The adjustment, if made by the Secretary, is limited
to the difference between the two price quotations and
is based on the U.S. share of world exports, the current
level of U.S. export sales and shipments, or other data
determined to be relevant in establishing an accurate
upland cotton world market price (adjusted to U.S. quality
and location).
Step 2: User marketing certificates or cash payments
were made to domestic users and exporters. Step
2 payments were issued to exporters and domestic
mill users
of U.S. upland cotton in a week following a consecutive
4-week period when the lowest U.S.-Northern Europe
price
quotation exceeded the Northern Europe price quotation
and the AWP did not exceed 134 percent of the U.S.
loan rate.
Payments were made in cash or certificates to domestic
users on documented raw cotton consumption, and to
exporters
on documented export shipments, at a payment rate equal
to the difference between the U.S.-Northern Europe
price
and the Northern Europe price during the fourth week
of the period.
On February 8, 2006, the President signed legislation
that repealed the upland cotton User Marketing Certificate,
or “Step 2” Program. Termination was
effective August 1, 2006, so payments were possible
through the
end of the 2005/06 (August-July) marketing year. Repeal
of the Step 2 Program terminates export subsidies and
import substitution subsidies cited by the World Trade
Organization (WTO) in the findings of a dispute settlement
panel.
Step 3: Special import quotas are permitted to
temporarily increase cotton supplies. Step 3,
as amended, authorizes the President to announce
a special import quota for
upland cotton, if for any consecutive 4-week period,
the weekly average U.S.-Northern Europe price quotation
(adjusted for any certificate value in effect, unless
U.S. supplies are extremely tight) exceeds the Northern
Europe price quotation by more than 1.25 cents per
pound (the 1.25-cent threshold was delayed until
August 1, 2006 by the 2002 Farm Act).
The quota equals 1 week's domestic mill consumption
of upland cotton at the seasonally adjusted average
consumption rate during the most recent 3 months for
which data are available. The quota applies to upland
cotton purchased within 90 days after quota announcement
and entered the United States within 180 days after
announcement. The quantity imported under Step 3 during
any marketing year is limited to 5 week's domestic mill
consumption of upland cotton as established in the first
special import quota of any marketing year.
A limited global import quota is authorized
when the average monthly spot price of base quality
upland cotton exceeds 130 percent of the average price
during the preceding 36 months.
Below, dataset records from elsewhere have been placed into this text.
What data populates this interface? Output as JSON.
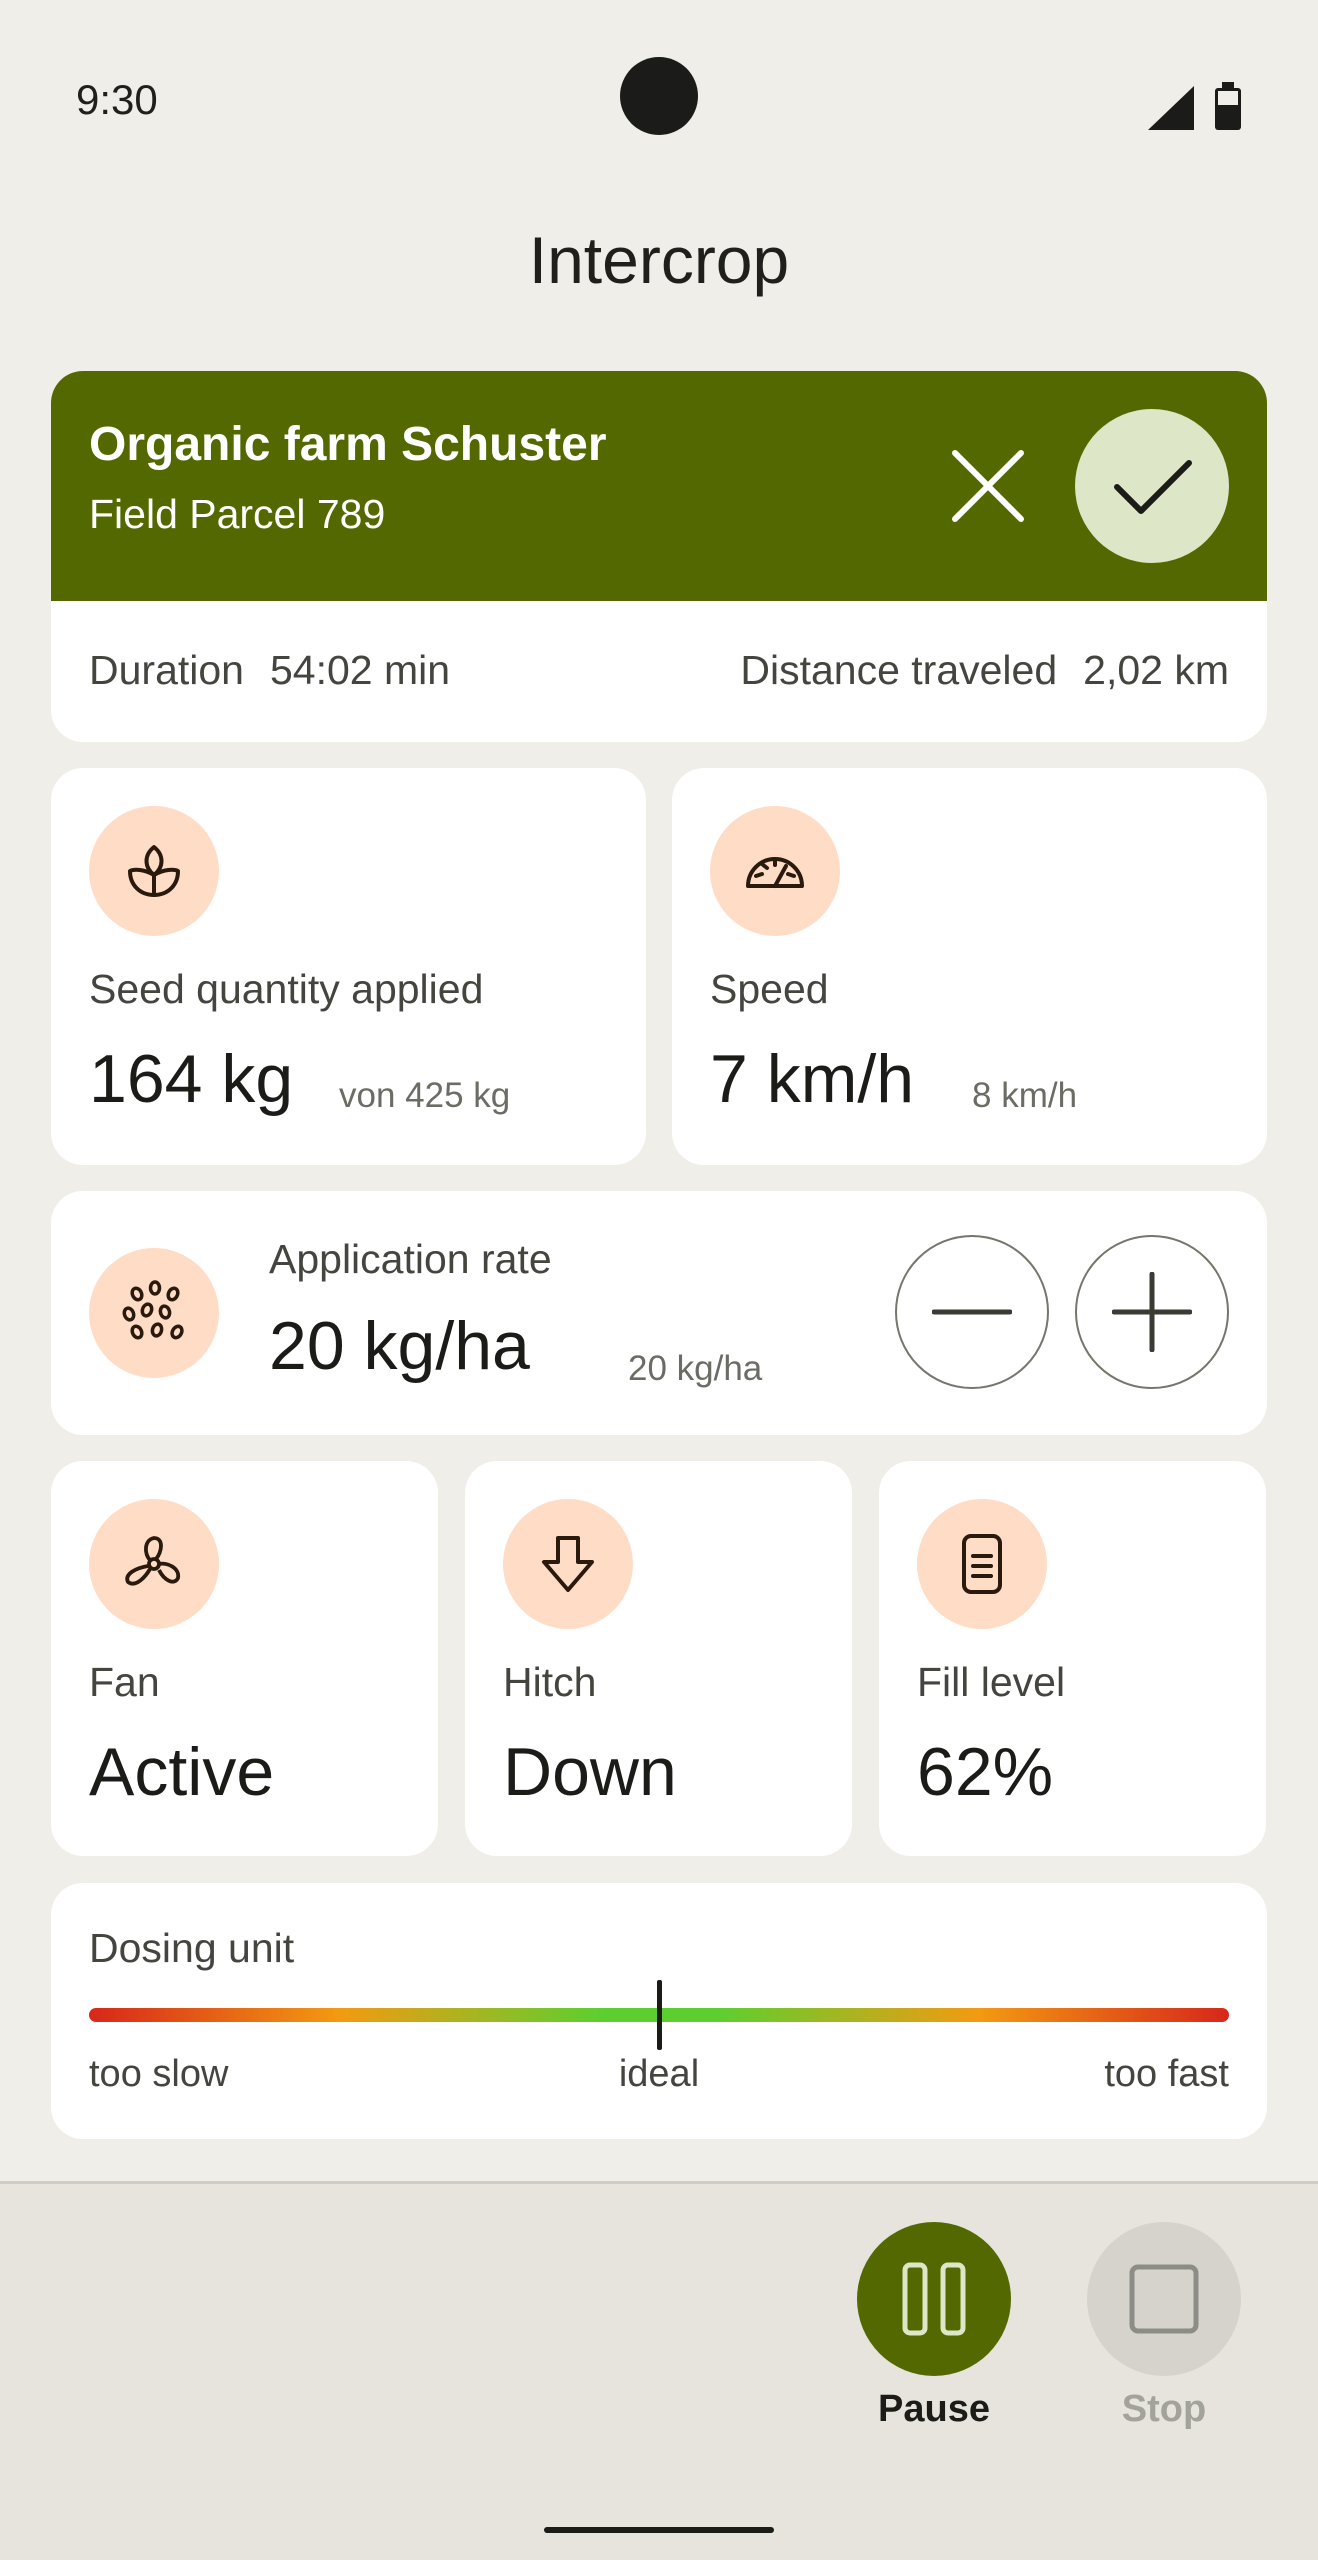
{
  "status_bar": {
    "time": "9:30"
  },
  "page": {
    "title": "Intercrop"
  },
  "session": {
    "farm_name": "Organic farm Schuster",
    "field_name": "Field Parcel 789",
    "duration_label": "Duration",
    "duration_value": "54:02 min",
    "distance_label": "Distance traveled",
    "distance_value": "2,02 km"
  },
  "seed": {
    "label": "Seed quantity applied",
    "value": "164 kg",
    "sub": "von 425 kg",
    "icon": "sprout-icon"
  },
  "speed": {
    "label": "Speed",
    "value": "7 km/h",
    "sub": "8 km/h",
    "icon": "speedometer-icon"
  },
  "rate": {
    "label": "Application rate",
    "value": "20 kg/ha",
    "sub": "20 kg/ha",
    "icon": "seeds-icon"
  },
  "fan": {
    "label": "Fan",
    "value": "Active",
    "icon": "fan-icon"
  },
  "hitch": {
    "label": "Hitch",
    "value": "Down",
    "icon": "arrow-down-icon"
  },
  "fill": {
    "label": "Fill level",
    "value": "62%",
    "icon": "document-icon"
  },
  "dosing": {
    "label": "Dosing unit",
    "slow": "too slow",
    "ideal": "ideal",
    "fast": "too fast",
    "position": 0.5
  },
  "actions": {
    "pause": "Pause",
    "stop": "Stop"
  },
  "colors": {
    "primary": "#536900",
    "icon_bg": "#ffdcc5",
    "confirm_bg": "#dde7c7",
    "background": "#f0eee9"
  }
}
The quota equals 21
days of domestic mill consumption of upland cotton at
the seasonally adjusted average rate during the most
recent 3 months for which data are available. The quota
applies to upland cotton entered into the United States
within 90 days after quota announcement.
A special import quota cannot be established if a limited
global import quota is in effect. In addition, the special
import quota and the limited global import quota quantities
are considered to be "in quota" for purposes
of tariff-rate quota provisions of trade agreements,
so they are not subject to over-quota tariffs.
Special Program Provisions for Extra-Long Staple Cotton
Special marketing provisions are also authorized to
keep U.S. extra-long staple (ELS) cotton competitive
on the world market. The ELS competitiveness program,
which began in October 1999, is similar to the former
upland Step 2 program.
The ELS competitiveness program issues payments
to exporters and domestic mill users of U.S. ELS cotton
in a week following a consecutive 4-week period when:
- The lowest Friday-Thursday average for foreign ELS
cotton, quoted c.i.f. Northern Europe, (adjusted to
U.S. quality and location) is less than the Friday-Thursday
average domestic spot price quotation for U.S. ELS cotton
(grade 3, staple 44, micronaire 3.5 or higher, uncompressed,
free on board warehouse), and
- The lowest foreign quote does not exceed 134 percent
of the U.S. ELS loan rate.
Payments are made in cash or certificates to domestic
users on documented raw cotton consumption, and to exporters
on documented export shipments, at a payment rate equal
to the difference between the U.S. price and the Northern
Europe price during the fourth week of the period.